July 31, 2018 / 8:30 PM / 4 months ago

REFILE-Apple earnings beat expectations as it sells pricier iPhones

(Corrects spelling of pricier in headline)

By Stephen Nellis

July 31 (Reuters) - Apple Inc on Tuesday posted quarterly results that topped Wall Street targets and forecast revenue in the current quarter above expectations, driven by sales of higher-priced iPhones and revenue from services like the App Store, Apple Music and iCloud.

Apple beat sales estimates in part by selling fewer but pricier iPhones than analysts expected. The company sold 41.3 million units, below expectations of 41.8 million units.

Apple posted third-quarter revenue of $53.3 billion and profits of $2.34 per share, compared with analyst estimates of $52.3 billion and $2.18 per share, respectively, according to Thomson Reuters I/B/E/S.

Services revenue was $9.5 billion, beating analyst expectations of $9.1 billion, according to Thomson Reuters I/B/E/S. The revenue included $236 million from resolving lawsuits such as Apple’s long-running dispute with Samsung Electronics Co Ltd.

The average iPhone selling price hit $724, beating analyst expectations of $694, according to data from FactSet. Apple Chief Financial Officer Luca Maestri told Reuters that the high selling prices were driven by sales of the company’s costlier recent models, including the $999 iPhone X. Maestri said the iPhone X was the quarter’s most popular model.

The world’s most valuable technology company also forecast revenue of $60 billion to $62 billion for its fiscal fourth quarter, which will include early sales of soon-to-be-announced phone models, beating the $59.6 billion analysts expected, according to data from Thomson Reuters I/B/E/S.

As smartphone buying has plateaued, Apple has extended its iPhone line with both pricier and cheaper versions, from the iPhone X to the lowest priced $349 iPhone SE. It has also soothed investor concerns with a $100 billion stock buyback program and promises of growth from services such as streaming music and video, where Apple faces competition from rivals including Spotify Technology SA and Netflix Inc .

But several of Apple’s services do not face strong rivals. Maestri told Reuters that sales from Apple Care, the company’s warranty offering, were up 27 percent versus a year ago, though the company did not disclose a dollar figure for sales.

Apple was largely spared in last week’s tech sector sell-off when shares of Facebook Inc, Twitter Inc and Netflix fell sharply on concerns about their future growth. With a market capitalization of $938.7 billion at market close on Monday, Apple is tickling at the title of world’s first trillion-dollar company.
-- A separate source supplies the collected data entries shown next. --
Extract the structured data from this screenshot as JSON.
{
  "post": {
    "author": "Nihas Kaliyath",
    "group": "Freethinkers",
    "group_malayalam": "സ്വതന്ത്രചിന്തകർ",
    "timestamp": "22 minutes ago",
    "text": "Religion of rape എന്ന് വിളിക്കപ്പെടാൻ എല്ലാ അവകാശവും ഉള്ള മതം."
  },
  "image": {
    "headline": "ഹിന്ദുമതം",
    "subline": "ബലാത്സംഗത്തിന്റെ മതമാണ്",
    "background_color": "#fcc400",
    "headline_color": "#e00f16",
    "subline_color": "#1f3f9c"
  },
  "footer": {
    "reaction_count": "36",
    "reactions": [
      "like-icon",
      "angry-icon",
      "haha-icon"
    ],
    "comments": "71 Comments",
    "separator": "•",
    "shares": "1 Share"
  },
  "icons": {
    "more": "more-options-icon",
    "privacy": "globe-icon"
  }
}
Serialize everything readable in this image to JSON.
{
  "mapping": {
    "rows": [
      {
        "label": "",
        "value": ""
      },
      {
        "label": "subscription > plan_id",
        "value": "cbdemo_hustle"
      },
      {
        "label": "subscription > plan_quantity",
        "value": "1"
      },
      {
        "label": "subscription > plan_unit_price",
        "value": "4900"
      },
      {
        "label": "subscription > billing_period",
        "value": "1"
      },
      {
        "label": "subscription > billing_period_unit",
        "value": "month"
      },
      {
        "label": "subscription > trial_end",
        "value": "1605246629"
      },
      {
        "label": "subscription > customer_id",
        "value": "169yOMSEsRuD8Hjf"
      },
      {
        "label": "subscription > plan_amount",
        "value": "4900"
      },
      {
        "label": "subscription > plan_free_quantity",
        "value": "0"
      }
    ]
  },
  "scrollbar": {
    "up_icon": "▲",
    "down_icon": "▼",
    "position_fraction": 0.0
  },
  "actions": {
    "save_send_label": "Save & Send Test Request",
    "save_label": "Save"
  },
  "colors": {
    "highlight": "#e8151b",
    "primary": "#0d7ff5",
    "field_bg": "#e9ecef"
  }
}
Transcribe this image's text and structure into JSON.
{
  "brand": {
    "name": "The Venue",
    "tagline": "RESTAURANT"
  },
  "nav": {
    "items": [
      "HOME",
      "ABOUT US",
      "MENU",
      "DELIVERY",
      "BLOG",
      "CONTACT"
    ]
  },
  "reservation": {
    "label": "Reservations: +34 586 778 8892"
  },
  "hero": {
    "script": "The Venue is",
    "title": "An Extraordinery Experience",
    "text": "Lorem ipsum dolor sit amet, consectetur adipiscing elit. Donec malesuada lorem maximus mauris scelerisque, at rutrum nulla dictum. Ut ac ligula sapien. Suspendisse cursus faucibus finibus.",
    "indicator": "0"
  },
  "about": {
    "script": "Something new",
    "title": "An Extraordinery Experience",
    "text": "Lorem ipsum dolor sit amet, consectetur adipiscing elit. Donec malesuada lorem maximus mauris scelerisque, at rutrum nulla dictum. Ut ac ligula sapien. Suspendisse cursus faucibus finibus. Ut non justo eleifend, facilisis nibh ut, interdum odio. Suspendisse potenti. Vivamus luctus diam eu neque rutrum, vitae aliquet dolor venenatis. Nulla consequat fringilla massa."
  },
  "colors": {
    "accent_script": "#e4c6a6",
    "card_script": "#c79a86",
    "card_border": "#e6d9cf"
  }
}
Apple’s biggest selling products do not yet face duties stemming from the U.S.-China trade disputes, but President Donald Trump has threatened hundreds of billions of further tariffs whose product categories have not yet been enumerated.

But one of the categories potentially affected by tariffs is the Apple Watch, which is one of Apple’s growth drivers. Maestri told Reuters that the company’s so-called “wearables” business - which includes the Apple Watch and its AirPods headphones, among other items - has generated $10 billion in sales in the past 10 quarters and saw sales increase 60 percent in the most recent quarter. “We are not able to catch up to demand yet and continue to add capacity for the AirPods,” Maestri said.

Apple’s margins are facing pressure as it moves to put pricier components, such as OLED displays that show more vivid colors, into its products. The company said it expects gross margins of 38 percent to 38.5 percent in the fourth quarter, compared with analyst expectations of 38.3 percent, according to Thomson Reuters I/B/E/S. Analysts are also closely watching Apple’s operating expenses, which have been increasing as its research and development costs outpace its revenue growth.

Apple said it expects operating expenses of $7.95 to $8.05 billion in the fourth quarter, compared with analyst estimates of $7.8 billion, according to Thomson Reuters I/B/E/S.